On Wednesday the pending home sales index is released together with the November reading on home prices from the Federal Housing Financing Agency. And on Thursday the Chicago Fed index is released together with data on durable goods orders, new home sales and the leading indicators series. Orders are tipped to rise by 1.8 per cent and the leading index expected to rise by 0.7 per cent.
And on Friday the first take on economic growth in the December quarter will be issued alongside consumer sentiment data. Economists estimate that the US economy expanded at a 3.0 per cent annual pace in the quarter, up from the 1.8 per cent annualised pace in the September quarter.
Also of note in the coming week, EU finance ministers meet on Monday with the IMF to update its economic forecasts on Tuesday. On Wednesday the World Economic Forum begins while Reserve Bank New Zealand announces the official cash rate on Thursday and the EU summit begins on Sunday January 29. Government bond auctions are scheduled in the Netherlands, Denmark, the UK and US on Tuesday; Germany, Canada and the US on Wednesday; and Japan, Italy and the US on Thursday.
Sharemarket, interest rates, currencies & commodities
The US profit-reporting season continues in the coming week. Of companies in the S&P 500 index, reports to watch out for on Monday include Texas Instruments and Haliburton. On Tuesday, Apple, Johnson & Johnson, McDonalds and Yahoo! issue their results. On Wednesday Boeing, ConocoPhillips, E*Trade and Motorola are expected to report. Caterpillar, Eastman Kodak, 3M, AT &T, and Time Warner report on Thursday, while Chevron, Procter & Gamble and Altria are amongst those to report profit results on Friday.

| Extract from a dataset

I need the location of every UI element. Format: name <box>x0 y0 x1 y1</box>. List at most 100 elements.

In the commodities market, an indicator that many investors find useful is the Baltic freight index – a gauge of freight costs for dry commodities like iron ore, coal and wheat. And the recent trends are quite sobering. Over the past month the Baltic Dry index has plunged by 51 per cent, hitting the lowest levels in three-years. While the fall over the short-term has been dramatic, it pales when comparing the medium term performance. The Baltic Dry index hit a record high of 11,793 in May 2008 and now stands at just 926.
In part, sea freight rates have fallen because there is a surplus of vessels. Clearly back in 2008 the world was crying out for more ships to be built, but the new production has come on at a time of softer demand. Not only has the European Debt Crisis led to a downturn in global trade, but the engineered slowdown in the Chinese economy and weather disturbances have also put downward pressure on freight rates.
Freight rates on the larger Capesize vessels that transport iron ore and coal have fallen even more sharply, down by 56 per cent since the middle of December. But the lower freight rates could actually prove positive for Australia's coal and iron ore exporters, encouraging greater purchases by Asian buyers, especially if central banks continue to ease monetary policy.
Traders are almost convinced that the cash rate will be cut again in February. Clearly much depends on the coming week's inflation data but currently financial markets have priced in an 87 per cent chance that rates will be cut 25 basis points on February 7. Another 25 basis point rate cut is fully priced in over the next six months.
Craig James is chief economist at CommSec.